Let $S$ be a base scheme. Let $X$ be a scheme over $S$ and let $G$ be a group scheme over $S$ acting on $X$ via $\sigma: G \times_S X \to X$. Suppose that we have a scheme $Y$ over $S$ together with $\varphi: X \to Y$ such that $\varphi \circ \sigma = \varphi \circ p_2$ (where $p_2: G \times_S X \to X$), $\varphi$ is surjective and the image of $(\sigma,1):G \times_S X \to X \times_S X$ is equal to $X \times_Y X$.

Why is this condition equivalent to saying that "the geometric fibres of $\varphi$ are precisely the orbits of the geometric points of $X$, for geometric points over an algebraically closed field of sufficiently high transcendence degree"?

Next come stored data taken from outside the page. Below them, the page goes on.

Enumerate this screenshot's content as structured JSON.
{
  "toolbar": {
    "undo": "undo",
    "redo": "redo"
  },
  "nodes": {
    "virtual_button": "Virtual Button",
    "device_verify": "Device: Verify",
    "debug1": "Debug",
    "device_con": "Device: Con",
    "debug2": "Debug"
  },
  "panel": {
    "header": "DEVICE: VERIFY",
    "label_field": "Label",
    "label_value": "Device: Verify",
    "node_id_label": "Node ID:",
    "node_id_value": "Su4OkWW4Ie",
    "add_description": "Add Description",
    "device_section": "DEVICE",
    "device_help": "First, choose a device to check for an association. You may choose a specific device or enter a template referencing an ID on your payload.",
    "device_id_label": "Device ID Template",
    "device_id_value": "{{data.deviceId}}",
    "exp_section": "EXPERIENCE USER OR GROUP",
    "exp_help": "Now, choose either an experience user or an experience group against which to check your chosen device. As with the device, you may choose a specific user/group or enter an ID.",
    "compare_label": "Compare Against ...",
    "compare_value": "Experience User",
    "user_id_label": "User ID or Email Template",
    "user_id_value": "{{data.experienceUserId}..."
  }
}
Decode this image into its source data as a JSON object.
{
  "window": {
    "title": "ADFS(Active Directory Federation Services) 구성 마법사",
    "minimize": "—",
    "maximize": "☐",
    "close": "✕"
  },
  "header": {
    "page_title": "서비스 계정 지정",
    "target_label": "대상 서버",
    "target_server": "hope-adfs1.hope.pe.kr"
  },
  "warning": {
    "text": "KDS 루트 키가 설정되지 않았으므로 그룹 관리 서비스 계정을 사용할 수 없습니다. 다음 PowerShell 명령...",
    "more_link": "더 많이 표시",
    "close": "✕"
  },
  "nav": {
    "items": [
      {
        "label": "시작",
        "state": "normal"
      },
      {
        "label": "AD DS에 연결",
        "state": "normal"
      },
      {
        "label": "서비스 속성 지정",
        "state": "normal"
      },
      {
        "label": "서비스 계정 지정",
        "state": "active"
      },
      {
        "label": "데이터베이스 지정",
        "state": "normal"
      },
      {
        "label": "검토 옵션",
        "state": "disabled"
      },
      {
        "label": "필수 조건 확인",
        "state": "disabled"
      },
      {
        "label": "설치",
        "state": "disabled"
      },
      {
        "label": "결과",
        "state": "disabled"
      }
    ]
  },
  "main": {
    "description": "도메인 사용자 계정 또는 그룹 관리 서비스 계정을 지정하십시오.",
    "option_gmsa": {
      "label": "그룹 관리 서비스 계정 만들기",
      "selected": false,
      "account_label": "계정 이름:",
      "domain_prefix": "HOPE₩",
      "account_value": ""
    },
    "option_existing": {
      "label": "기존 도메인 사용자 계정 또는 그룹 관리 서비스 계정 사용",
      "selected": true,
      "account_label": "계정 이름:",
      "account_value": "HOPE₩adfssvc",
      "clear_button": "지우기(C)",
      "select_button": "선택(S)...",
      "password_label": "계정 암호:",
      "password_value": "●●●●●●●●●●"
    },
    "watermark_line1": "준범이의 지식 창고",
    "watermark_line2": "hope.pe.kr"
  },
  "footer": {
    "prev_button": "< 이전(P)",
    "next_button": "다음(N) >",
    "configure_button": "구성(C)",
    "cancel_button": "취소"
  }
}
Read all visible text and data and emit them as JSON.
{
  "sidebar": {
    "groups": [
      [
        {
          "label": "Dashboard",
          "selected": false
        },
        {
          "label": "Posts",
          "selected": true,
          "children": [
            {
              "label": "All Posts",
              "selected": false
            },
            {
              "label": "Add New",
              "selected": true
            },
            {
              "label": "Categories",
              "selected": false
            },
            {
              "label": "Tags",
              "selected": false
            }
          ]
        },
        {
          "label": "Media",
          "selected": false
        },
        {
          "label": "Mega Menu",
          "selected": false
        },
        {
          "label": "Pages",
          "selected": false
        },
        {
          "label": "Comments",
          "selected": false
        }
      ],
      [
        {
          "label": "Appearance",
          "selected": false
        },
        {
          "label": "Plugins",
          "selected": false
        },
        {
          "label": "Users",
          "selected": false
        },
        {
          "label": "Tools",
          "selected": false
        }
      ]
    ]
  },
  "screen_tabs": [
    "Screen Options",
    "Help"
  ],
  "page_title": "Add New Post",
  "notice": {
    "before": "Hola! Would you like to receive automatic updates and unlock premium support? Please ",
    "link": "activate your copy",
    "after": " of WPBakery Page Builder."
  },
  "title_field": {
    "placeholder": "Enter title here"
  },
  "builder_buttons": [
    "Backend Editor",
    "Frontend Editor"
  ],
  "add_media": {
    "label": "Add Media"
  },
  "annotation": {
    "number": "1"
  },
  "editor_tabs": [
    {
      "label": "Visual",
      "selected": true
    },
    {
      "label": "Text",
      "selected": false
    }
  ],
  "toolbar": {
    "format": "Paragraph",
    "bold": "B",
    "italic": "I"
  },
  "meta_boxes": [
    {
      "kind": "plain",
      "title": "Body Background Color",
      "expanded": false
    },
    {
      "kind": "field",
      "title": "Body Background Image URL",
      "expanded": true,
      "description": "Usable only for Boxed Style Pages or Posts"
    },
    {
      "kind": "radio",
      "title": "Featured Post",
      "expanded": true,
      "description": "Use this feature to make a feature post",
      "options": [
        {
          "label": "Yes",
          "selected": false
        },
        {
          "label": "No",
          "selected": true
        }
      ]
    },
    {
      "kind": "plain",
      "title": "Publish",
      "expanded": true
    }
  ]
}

(Source: GIT by Mumford...)

Answer 1

As far as I recall from Mumford's book there are two more conditions an a "geometric quotient", namely that $\varphi$ is submersive and that ${\mathcal O}_Y \to \varphi_*({\mathcal O}_X)^G$ is an isomorphism. Moreover, the condition on geometric fibers is only equivalent to

(*) surjectivity of $\varphi$ and the image of $(\sigma,1)$ is $X \times_Y X$,

under the assumption that $\varphi \circ \sigma = \varphi \circ p_2$ (this condition ensures that $(\sigma,1)$ factors through $X \times_Y X$).

To see this equivaleny it suffices to combine the following two obervations (the first is purely formal, the second is not difficult to prove - and can be found in EGA1).

1. Let $T$ be any $S$-scheme and let $\varphi_T\colon X(T) \to Y(T)$ the map induced by $\varphi$ on $T$-valued points, and similarly for other morphisms. Then the map (of sets) $\varphi_T$ is surjective and the map $(\sigma,1)_T$ has image $(X \times_Y X)(T)$ if and only if the fibers of $\varphi_T$ (again as a map of sets) are precisely the $G(T)$-orbits on $X(T)$ under $\sigma_T$.

2. A morphism of schemes $f\colon X \to Y$ is surjective if and only if for every field $K$ and for every $K$-valued point $y \in Y(K)$ there exists a field extension $L$ of $K$ and $x \in X(L)$ such that $f_L(x) = y_L$, where $y_L$ is the image of $y$ under $Y(K) \to Y(L)$.